All was well but then the station flipped into a top *40 show. Once again radio proved to be a cruel mistress. Fortunatley though they were brought back to D.C. to work at WJFK. “If you are in radio you know what WJFK is. We went from market 15 to 8.” They took a night show and were doing so well that they were moved to do a day show. “We had a five hour talk show every day and just killed it and had fun. We had a great promoting staff.” By this time Santana is thirty. For his thirtieth birthday party he had a moon bounce and mini horses and they broadcasted while the party was going on. “We could talk about anything. Break ups, girls cheating on us, it was just honest and real. We did an hour on the show every Friday about snacks. We would rate and discuss new snacks on the market. It was called snacks of the round table. That’s the type of fun radio we had.”

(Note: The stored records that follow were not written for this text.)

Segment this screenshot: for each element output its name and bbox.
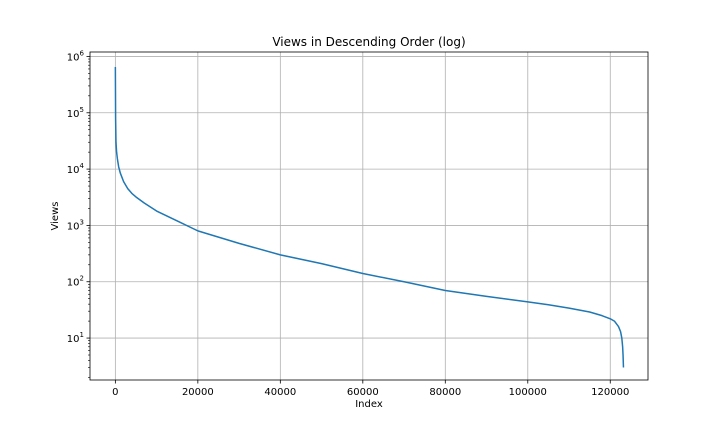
y-tick-label: 101 [67, 331, 84, 345]
x-tick-label: 40000 [264, 387, 296, 398]
y-tick-label: 102 [67, 275, 84, 289]
y-tick-label: 105 [67, 106, 84, 120]
x-axis-label: Index [355, 399, 383, 410]
y-tick-label: 106 [67, 49, 85, 63]
grid-lines [90, 52, 648, 380]
y-axis-ticks: 101 102 103 104 105 106 [67, 49, 90, 378]
series-layer [114, 66, 625, 368]
y-axis-label: Views [50, 202, 61, 231]
x-tick-label: 100000 [509, 387, 547, 398]
y-tick-label: 104 [67, 162, 85, 176]
x-tick-label: 80000 [429, 387, 461, 398]
chart-title: Views in Descending Order (log) [272, 35, 465, 49]
series-line [114, 66, 625, 368]
x-axis-ticks: 0 20000 40000 60000 80000 100000 120000 [112, 380, 629, 398]
x-tick-label: 0 [112, 387, 118, 398]
x-tick-label: 120000 [591, 387, 629, 398]
plot-area-frame [89, 51, 649, 381]
x-tick-label: 60000 [347, 387, 379, 398]
x-tick-label: 20000 [182, 387, 214, 398]
y-tick-label: 103 [67, 218, 84, 232]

Two years go by and then the business model for radio changed, which caused a dramatic event in talk radio world across the nation. Radio shows were being measured by how many people were listening or had their radio turned on rather than the previous way to measure which was having people keep a diary of shows they listened to. “The stations like ours that were captivating were not mass appeal stations anymore. The mass appeal were stations that played Christmas music starting in November. A dentist can put it on and that would count as a listener, but are they really listening? I would say not. It’s background music.”

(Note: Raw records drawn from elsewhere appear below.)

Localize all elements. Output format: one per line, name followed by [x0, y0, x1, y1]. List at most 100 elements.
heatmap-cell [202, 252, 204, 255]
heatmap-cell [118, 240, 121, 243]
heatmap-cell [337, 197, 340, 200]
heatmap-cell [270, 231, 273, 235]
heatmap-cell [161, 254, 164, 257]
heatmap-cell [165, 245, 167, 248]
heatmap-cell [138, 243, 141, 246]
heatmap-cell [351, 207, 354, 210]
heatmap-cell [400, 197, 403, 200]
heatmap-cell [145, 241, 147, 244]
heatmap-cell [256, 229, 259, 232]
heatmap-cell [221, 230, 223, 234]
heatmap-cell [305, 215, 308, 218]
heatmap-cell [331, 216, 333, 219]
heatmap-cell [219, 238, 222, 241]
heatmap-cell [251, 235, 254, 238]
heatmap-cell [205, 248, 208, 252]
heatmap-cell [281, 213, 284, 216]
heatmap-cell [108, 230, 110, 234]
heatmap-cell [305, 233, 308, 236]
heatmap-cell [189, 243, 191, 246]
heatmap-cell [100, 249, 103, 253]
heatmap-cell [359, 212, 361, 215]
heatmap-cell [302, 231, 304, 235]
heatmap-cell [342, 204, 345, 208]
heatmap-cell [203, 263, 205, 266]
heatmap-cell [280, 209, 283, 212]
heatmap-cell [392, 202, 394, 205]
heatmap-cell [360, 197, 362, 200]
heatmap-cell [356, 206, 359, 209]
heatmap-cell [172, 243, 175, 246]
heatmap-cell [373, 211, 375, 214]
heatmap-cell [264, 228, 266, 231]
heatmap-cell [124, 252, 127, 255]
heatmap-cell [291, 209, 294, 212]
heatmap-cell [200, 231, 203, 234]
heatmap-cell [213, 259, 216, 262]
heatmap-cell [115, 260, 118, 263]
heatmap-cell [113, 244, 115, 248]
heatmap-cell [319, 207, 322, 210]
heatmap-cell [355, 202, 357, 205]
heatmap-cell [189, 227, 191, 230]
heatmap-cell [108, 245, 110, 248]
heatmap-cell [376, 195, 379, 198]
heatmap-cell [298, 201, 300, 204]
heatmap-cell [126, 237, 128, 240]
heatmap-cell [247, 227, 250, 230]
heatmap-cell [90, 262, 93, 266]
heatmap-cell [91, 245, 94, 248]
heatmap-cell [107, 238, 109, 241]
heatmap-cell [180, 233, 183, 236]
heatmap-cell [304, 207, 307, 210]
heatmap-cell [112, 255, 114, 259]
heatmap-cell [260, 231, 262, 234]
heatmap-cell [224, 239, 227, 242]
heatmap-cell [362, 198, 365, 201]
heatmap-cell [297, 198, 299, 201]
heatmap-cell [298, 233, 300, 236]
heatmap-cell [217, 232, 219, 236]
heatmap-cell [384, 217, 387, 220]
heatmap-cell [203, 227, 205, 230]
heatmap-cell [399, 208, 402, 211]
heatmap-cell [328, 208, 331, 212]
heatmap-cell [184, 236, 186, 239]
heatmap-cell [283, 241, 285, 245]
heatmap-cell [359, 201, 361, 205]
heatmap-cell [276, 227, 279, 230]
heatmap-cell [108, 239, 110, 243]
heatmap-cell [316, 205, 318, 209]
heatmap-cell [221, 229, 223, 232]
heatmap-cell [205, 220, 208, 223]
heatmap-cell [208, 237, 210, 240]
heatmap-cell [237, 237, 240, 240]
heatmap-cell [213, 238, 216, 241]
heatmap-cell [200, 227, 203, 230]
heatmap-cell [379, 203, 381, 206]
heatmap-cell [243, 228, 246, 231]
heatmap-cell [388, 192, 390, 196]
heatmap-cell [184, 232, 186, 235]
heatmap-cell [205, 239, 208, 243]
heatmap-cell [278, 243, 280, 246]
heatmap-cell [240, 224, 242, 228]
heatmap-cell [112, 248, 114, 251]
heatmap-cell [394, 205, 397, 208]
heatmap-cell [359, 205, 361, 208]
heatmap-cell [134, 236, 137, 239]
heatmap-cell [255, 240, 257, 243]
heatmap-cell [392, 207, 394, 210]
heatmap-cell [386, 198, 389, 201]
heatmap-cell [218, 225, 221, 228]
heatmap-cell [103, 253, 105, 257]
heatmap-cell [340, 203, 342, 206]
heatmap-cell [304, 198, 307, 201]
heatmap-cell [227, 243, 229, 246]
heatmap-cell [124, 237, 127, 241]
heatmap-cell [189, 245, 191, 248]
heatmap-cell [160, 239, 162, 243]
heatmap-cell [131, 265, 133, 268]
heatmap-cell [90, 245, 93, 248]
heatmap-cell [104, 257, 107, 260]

Hot talk stations were all in trouble and then it hit. A massive voice in the radio world lost his job “Adam Carolla. He was the writing on the wall. When his talk station in Los Angeles flipped, I remember taking a proverbial gasp of air that swept across the nation. If Adam Carolla is going down that’s going to come to us.” Santana and Dukes were like Tea Leoni and Maximilian Shell in the 1998 film Deep Impact. Their characters are on a beach waiting to be owned by a coming tsunami wave, because they can’t run away. “We were one of the last shows to be flipped.” Big “O” and Dukes was on the beach again.
Dukes went on to do a sports show and Santana walked away from terrestrial radio to pursue a job in marketing. It’s 2009. Santana discovers that Adam Carolla has turned his show into a podcast. “This man took his brand of radio and said ‘I’m going to try something new.’ And if you ever hear the first podcast that he ever did. It was equivalent to a man walking on the moon for a broadcaster. He didn’t know what was happening. I got chills listening to it, because I knew what he was doing. He was freeing what he did on the radio into an hour long format. We weren’t in a world of by the way you have to have a radio license or an FCC license or a studio for that matter to do this. You need a mic, a computer, audio editing software, an internet signal and some bandwidth. Adam was fired on Friday and half a million people showed up on Monday morning and crashed the servers. That’s when it started.”

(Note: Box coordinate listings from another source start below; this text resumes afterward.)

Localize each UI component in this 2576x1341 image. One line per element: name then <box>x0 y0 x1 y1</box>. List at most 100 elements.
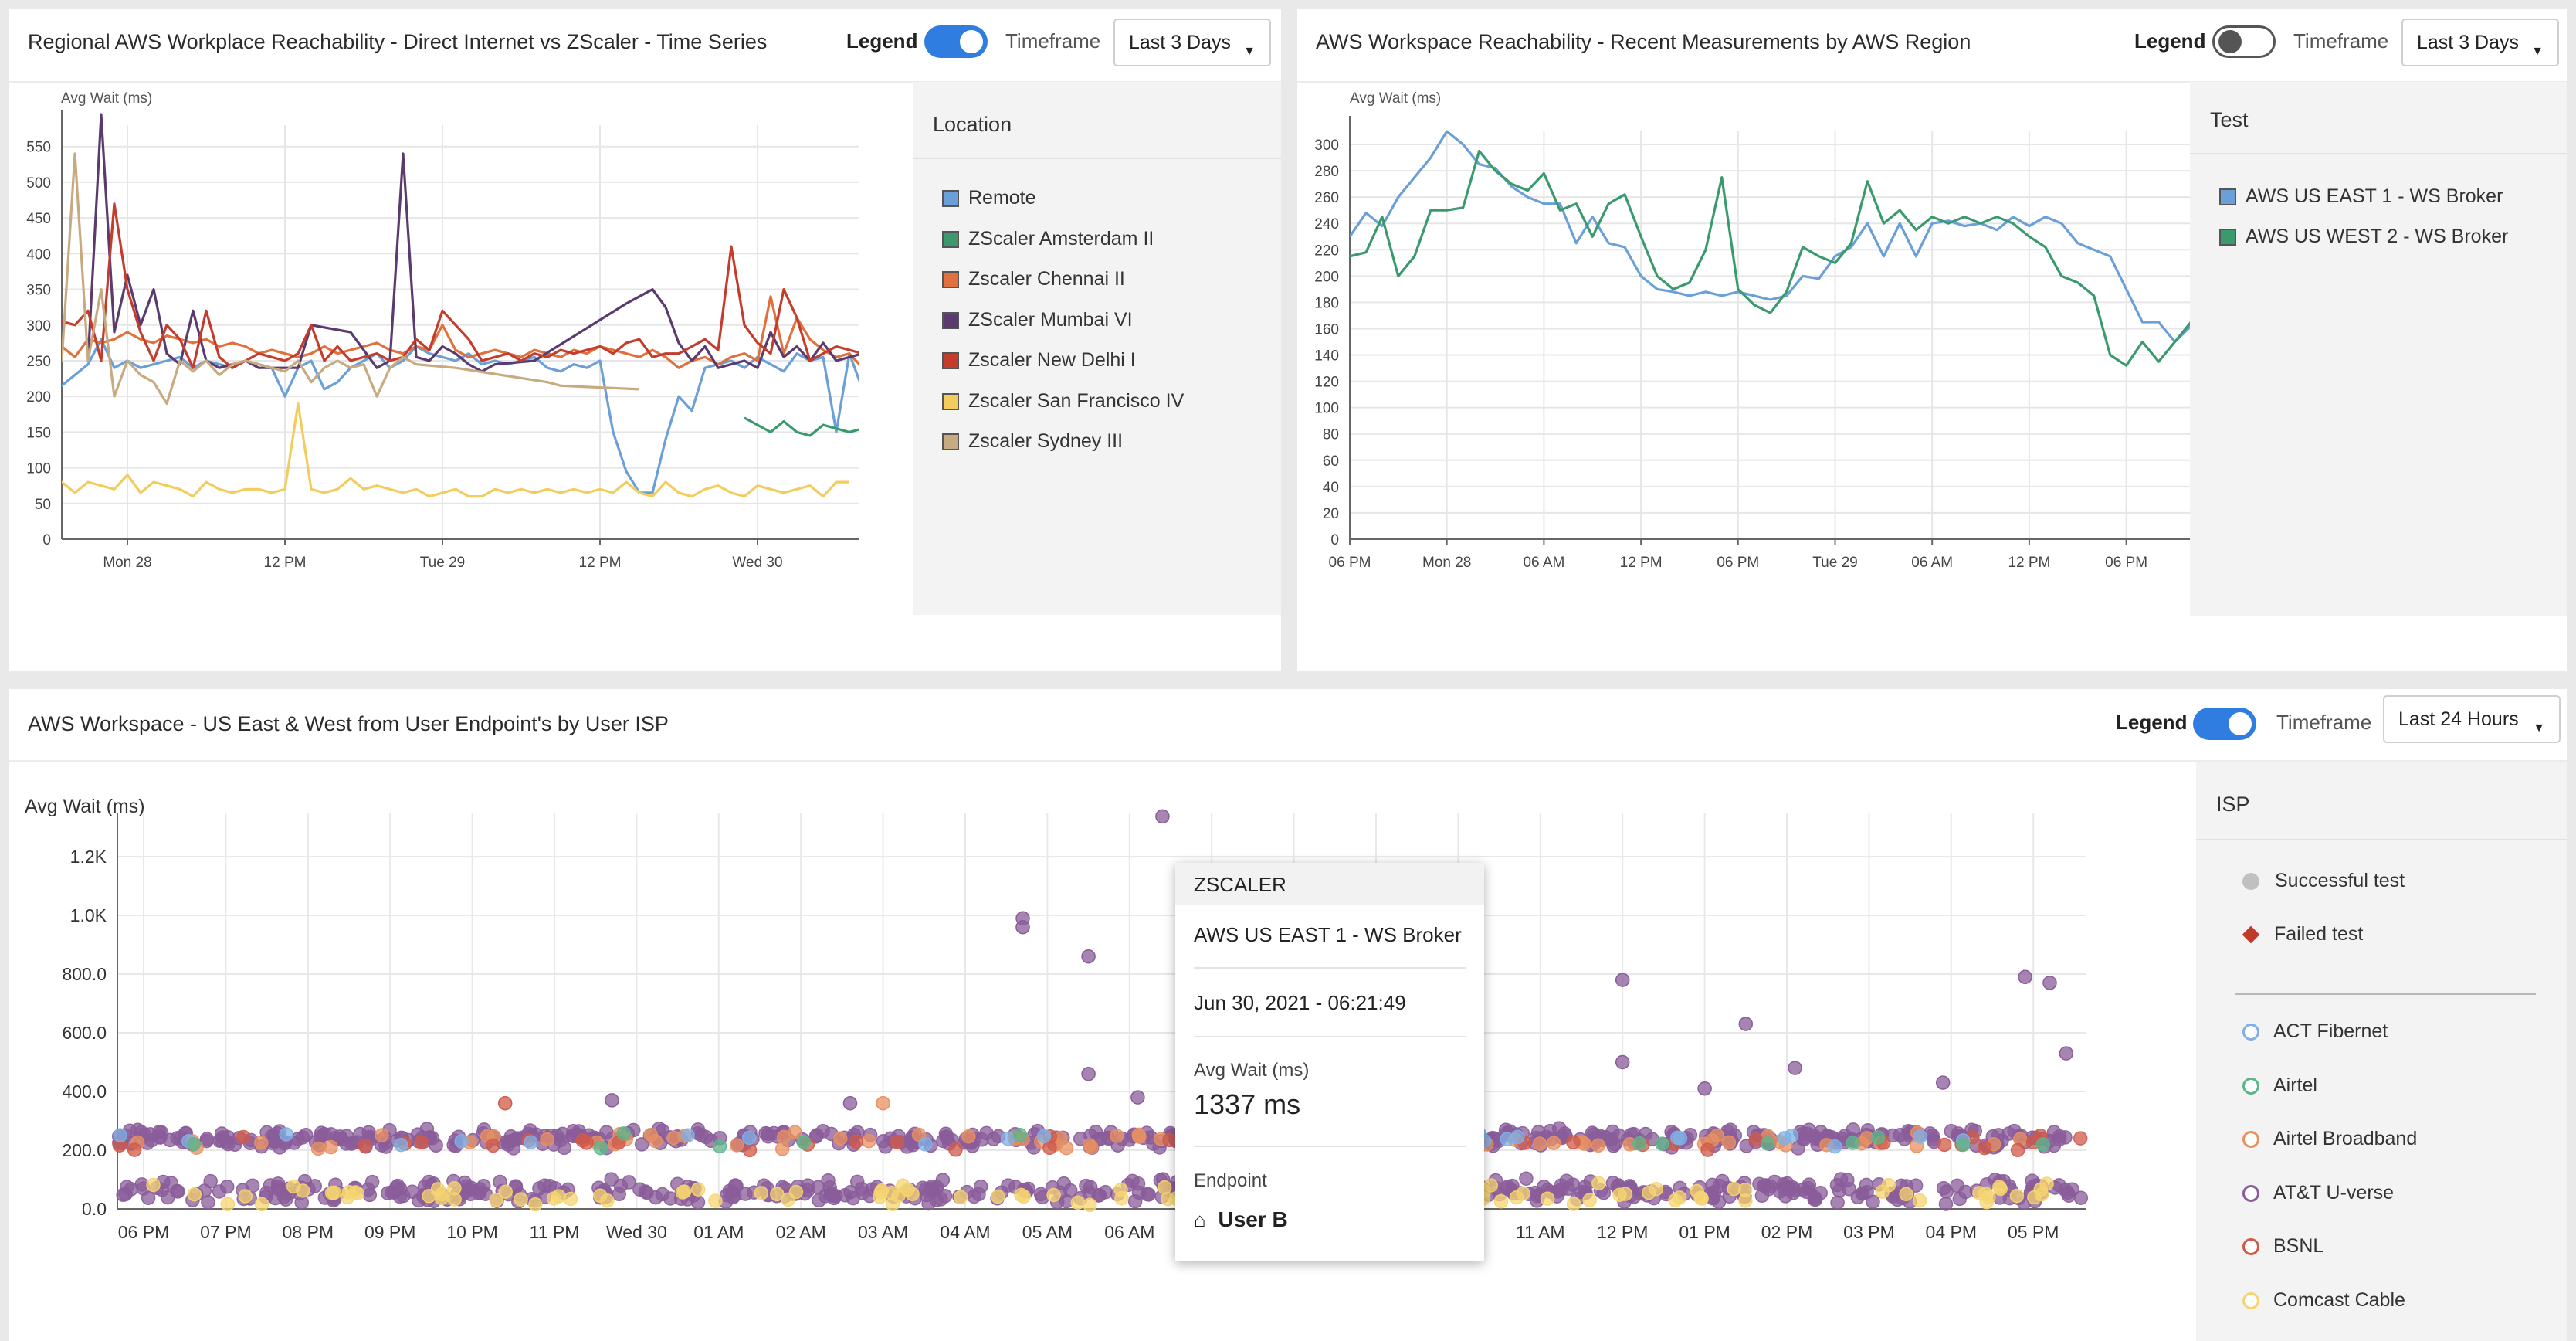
scatter-point[interactable] <box>929 1181 944 1197</box>
scatter-point[interactable] <box>340 1190 355 1205</box>
scatter-point[interactable] <box>254 1197 269 1212</box>
scatter-point[interactable] <box>832 1131 848 1146</box>
scatter-point[interactable] <box>203 1173 218 1189</box>
scatter-point[interactable] <box>2059 1046 2074 1061</box>
scatter-point[interactable] <box>1955 1137 1971 1153</box>
scatter-point[interactable] <box>770 1187 785 1202</box>
status-legend-item[interactable]: Failed test <box>2242 923 2363 945</box>
scatter-point[interactable] <box>861 1133 876 1149</box>
scatter-point[interactable] <box>708 1193 723 1208</box>
series-line[interactable] <box>744 416 876 437</box>
scatter-point[interactable] <box>120 1180 134 1194</box>
series-line[interactable] <box>86 113 863 373</box>
scatter-point[interactable] <box>298 1127 314 1142</box>
scatter-point[interactable] <box>1012 1128 1028 1142</box>
scatter-point[interactable] <box>339 1136 354 1151</box>
scatter-point[interactable] <box>1001 1132 1015 1146</box>
scatter-point[interactable] <box>809 1128 825 1142</box>
scatter-point[interactable] <box>422 1189 436 1204</box>
scatter-point[interactable] <box>690 1182 706 1197</box>
scatter-point[interactable] <box>1551 1184 1565 1199</box>
scatter-point[interactable] <box>1846 1136 1860 1150</box>
scatter-point[interactable] <box>238 1189 253 1204</box>
scatter-point[interactable] <box>1737 1183 1753 1197</box>
scatter-point[interactable] <box>2009 1188 2025 1204</box>
scatter-point[interactable] <box>1046 1187 1061 1203</box>
scatter-point[interactable] <box>1799 1184 1814 1200</box>
scatter-point[interactable] <box>1612 1187 1627 1202</box>
scatter-point[interactable] <box>394 1137 408 1153</box>
scatter-point[interactable] <box>1760 1136 1775 1151</box>
scatter-point[interactable] <box>600 1193 615 1208</box>
scatter-point[interactable] <box>1070 1195 1086 1210</box>
scatter-point[interactable] <box>1559 1173 1574 1189</box>
scatter-point[interactable] <box>1632 1136 1647 1151</box>
series-line[interactable] <box>1350 149 2190 367</box>
scatter-point[interactable] <box>1710 1128 1724 1143</box>
scatter-point[interactable] <box>1913 1129 1928 1144</box>
scatter-point[interactable] <box>1693 1190 1708 1206</box>
scatter-point[interactable] <box>634 1137 649 1152</box>
scatter-point[interactable] <box>221 1136 236 1152</box>
series-line[interactable] <box>1350 130 2190 344</box>
scatter-point[interactable] <box>324 1139 338 1155</box>
isp-legend-item[interactable]: BSNL <box>2242 1235 2323 1258</box>
scatter-point[interactable] <box>551 1189 566 1204</box>
scatter-point[interactable] <box>1036 1129 1052 1144</box>
legend-item[interactable]: Zscaler Sydney III <box>942 430 1123 453</box>
scatter-point[interactable] <box>1160 1191 1175 1207</box>
series-line[interactable] <box>49 152 640 405</box>
scatter-point[interactable] <box>1748 1132 1764 1147</box>
scatter-point[interactable] <box>375 1128 389 1142</box>
scatter-point[interactable] <box>774 1142 790 1156</box>
series-line[interactable] <box>49 295 863 369</box>
timeframe-select[interactable]: Last 3 Days ▼ <box>1113 19 1271 66</box>
scatter-point[interactable] <box>362 1187 378 1203</box>
scatter-point[interactable] <box>1483 1178 1499 1193</box>
scatter-point[interactable] <box>1993 1181 2008 1197</box>
scatter-point[interactable] <box>1673 1131 1688 1146</box>
scatter-point[interactable] <box>164 1176 179 1190</box>
scatter-point[interactable] <box>1830 1195 1845 1210</box>
scatter-point[interactable] <box>593 1140 608 1156</box>
scatter-point[interactable] <box>1700 1142 1715 1157</box>
scatter-point[interactable] <box>1493 1193 1509 1209</box>
scatter-point[interactable] <box>1952 1191 1968 1207</box>
scatter-point[interactable] <box>1130 1176 1146 1191</box>
scatter-point[interactable] <box>842 1095 858 1111</box>
scatter-point[interactable] <box>1059 1140 1074 1156</box>
scatter-point[interactable] <box>953 1190 968 1205</box>
scatter-point[interactable] <box>663 1191 678 1206</box>
scatter-point[interactable] <box>144 1132 159 1148</box>
scatter-point[interactable] <box>961 1129 976 1144</box>
scatter-point[interactable] <box>220 1197 236 1212</box>
legend-item[interactable]: ZScaler Mumbai VI <box>942 309 1133 331</box>
scatter-point[interactable] <box>1978 1186 1993 1201</box>
scatter-point[interactable] <box>1130 1090 1145 1105</box>
scatter-point[interactable] <box>1098 1185 1113 1200</box>
scatter-point[interactable] <box>307 1179 322 1193</box>
scatter-point[interactable] <box>742 1142 758 1158</box>
scatter-point[interactable] <box>2033 1182 2049 1197</box>
legend-item[interactable]: Zscaler New Delhi I <box>942 349 1136 372</box>
scatter-point[interactable] <box>279 1127 293 1142</box>
legend-toggle[interactable] <box>2212 25 2276 58</box>
series-line[interactable] <box>49 202 863 369</box>
scatter-point[interactable] <box>310 1141 326 1156</box>
scatter-point[interactable] <box>1738 1017 1754 1031</box>
scatter-point[interactable] <box>498 1184 513 1199</box>
scatter-point[interactable] <box>1721 1135 1737 1150</box>
scatter-point[interactable] <box>1083 1197 1097 1213</box>
timeframe-select[interactable]: Last 24 Hours ▼ <box>2383 695 2561 743</box>
scatter-point[interactable] <box>1063 1183 1078 1198</box>
scatter-point[interactable] <box>622 1175 636 1190</box>
scatter-point[interactable] <box>1608 1136 1622 1152</box>
scatter-point[interactable] <box>1081 1066 1096 1081</box>
scatter-point[interactable] <box>1832 1183 1847 1198</box>
scatter-point[interactable] <box>918 1137 933 1152</box>
scatter-point[interactable] <box>500 1137 516 1152</box>
scatter-point[interactable] <box>1516 1186 1530 1201</box>
scatter-point[interactable] <box>486 1138 500 1153</box>
scatter-point[interactable] <box>2010 1142 2025 1158</box>
scatter-point[interactable] <box>948 1142 963 1157</box>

Santana knew that he had to make a podcast, but couldn’t hook up with Dukes, because he had started a different job and the schedules didn’t work. “It wasn’t the right time yet.”
Photo Credit: Phil Worthington
From left to right: Robb Spewak, Buzz Burbank, Mike O’Meara, Front. Oscar Santana
He decided to reach out to his friend Mike O’Meara, who also lost his talk show, and encouraged him to get one going. “He’s a legendary broadcaster. I hounded Mike. He calls me seven months later and said ‘I want to hear about your podcast idea and the rest was history. He got Buzz Burbank, best news guy in the country, Robb Spewak, who is just a perfect flow with Mike O’Meara. The whole Mike O’Meara crew that was on terrestrial radio was back on the podcast world.”
Santana figured that he would be part of the team on the business side, but as fate would have it he was asked to do something else. O’Meara asked him, “Can you be a fourth mic on the show? I was happy. It felt like something special was happening.” Dukes reached out to Santana to see about getting their show going again. “It was like you know we should just record something and see what happens and we started and have resurrected Big “O” and Dukes. We do it once a week and I do the Mike O’Meara show that is five days a week.”
The pinnacle point for Santana was when iTunes got on FaceBook and did a vote to see what are the most popular talk show podcasts. A fan sent Santana the following picture and all was well.
If radio is a cruel mistress then I guess the podcast is a soul mate. Not that Apple needs the plug, they apparently have more money than the U.S. government, but I would advise you to get one and start checking these shows out. I personally listen to them shows everyday at work and laugh hystericaly amidst the quiet office. My co-workers think I’m insane and they are correct. Anyway, that was truly epic.